The searing pictures trotted out every February also cast the tactics of the movement in two simplistic ways: violence versus non-violence. That too does the movement and its participants a great injustice, for it trivializes their courage, determination and stubborn resolve to have what was rightfully theirs, what Robert Moses, a member of the Student Non-Violent Coordinating Committee, calls “constitutional personhood.” It also gave whites an easy out; plighting their troth with blacks engaged in non-violent direct action allowed millions of white Americans to convince themselves that they weren’t racist because they weren’t the ones beating up Freedom Riders or assaulting students sitting at lunch counters.
In This Non-Violent Stuff’ll Get You Killed, Charles Cobb asks if non-violent direct action and armed self-defense could coexist. Spoiler alert: it can and it did. According to Cobb, “Black life in America has always meant struggle to protect and secure black life in America. That struggle has never centered on the question of nonviolence versus violence.” There was no clear line of demarcation between non-violent direct action and armed self defense. Cobb reminds us that in the rural south, it was not unusual for blacks to have firearms if for no other reason than to put food on their tables. Whites knew and accepted this. They also knew that in virtually every community there was at least one “crazy nigger” who had no qualms about shooting a white person in order to protect lives and property. Indeed, Cobb says that the black, rural south may be where “stand your ground” originated.
Blacks, armed or not, also knew that to stake their freedom on armed insurrection was dangerous and unrealistic. They were vastly outnumbered and many, many whites would kill a black person without the slightest compunction. Parts of the black community, however, did not think that it would be amiss to protect themselves and the brave people who were assisting them in winning their freedom. They knew that the threat or practice of retaliatory violence was something to be used judiciously.
Cobb has done a fine job of telling the mid-twentieth century freedom story from the grass roots. He gives long overdue credit to the thousands of black men who returned from both world wars armed and determined to take their rightful places in American society.
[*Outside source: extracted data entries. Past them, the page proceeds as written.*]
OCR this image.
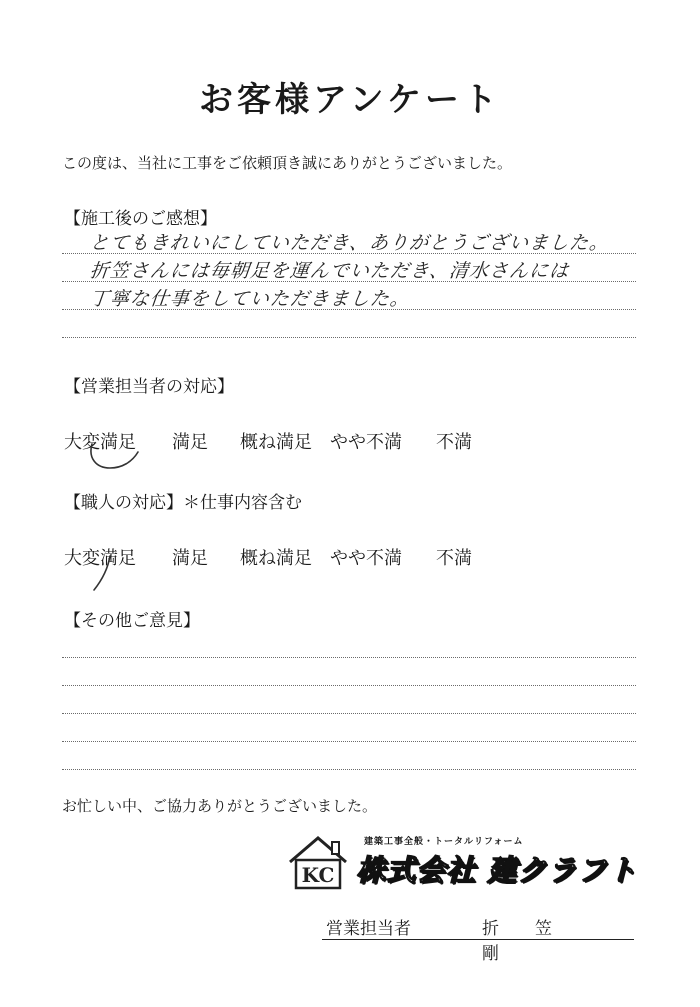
お客様アンケート
この度は、当社に工事をご依頼頂き誠にありがとうございました。
【施工後のご感想】
とてもきれいにしていただき、ありがとうございました。
折笠さんには毎朝足を運んでいただき、清水さんには
丁寧な仕事をしていただきました。
【営業担当者の対応】
大変満足 満足 概ね満足 やや不満 不満
【職人の対応】＊仕事内容含む
大変満足 満足 概ね満足 やや不満 不満
【その他ご意見】
お忙しい中、ご協力ありがとうございました。
KC
建築工事全般・トータルリフォーム
株式会社 建クラフト
営業担当者	折笠　剛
Even in the Jim Crow military, many of these men got their first taste of freedom, and they came back home eager to exercise it in their own country. Those fearless veterans often formed the backbone of armed black resistance.
Likewise Cobb doesn’t dismiss the difficulty members of civil rights organizations such as the Student Non-Violent Coordinating Committee SNCC) and the Congress on Racial Equality (CORE) had with accepting armed self-defense when they swore an oath to be non-violent. For some freedom fighters, just knowing that the people in these oppressed communities were trusting them with their lives allowed them to reconcile themselves to armed self-defense.
This Nonviolent Stuff’ll Get You Killed shows us a little known aspect of the southern freedom movement, and it does so through the eyes of the millions of nameless, faceless black people who knew that a change was gonna come. Although at times repetitive, Cobb has written a splendid book that does a great job of showing that armed resistance and non-violent direction action are not mutually exclusive.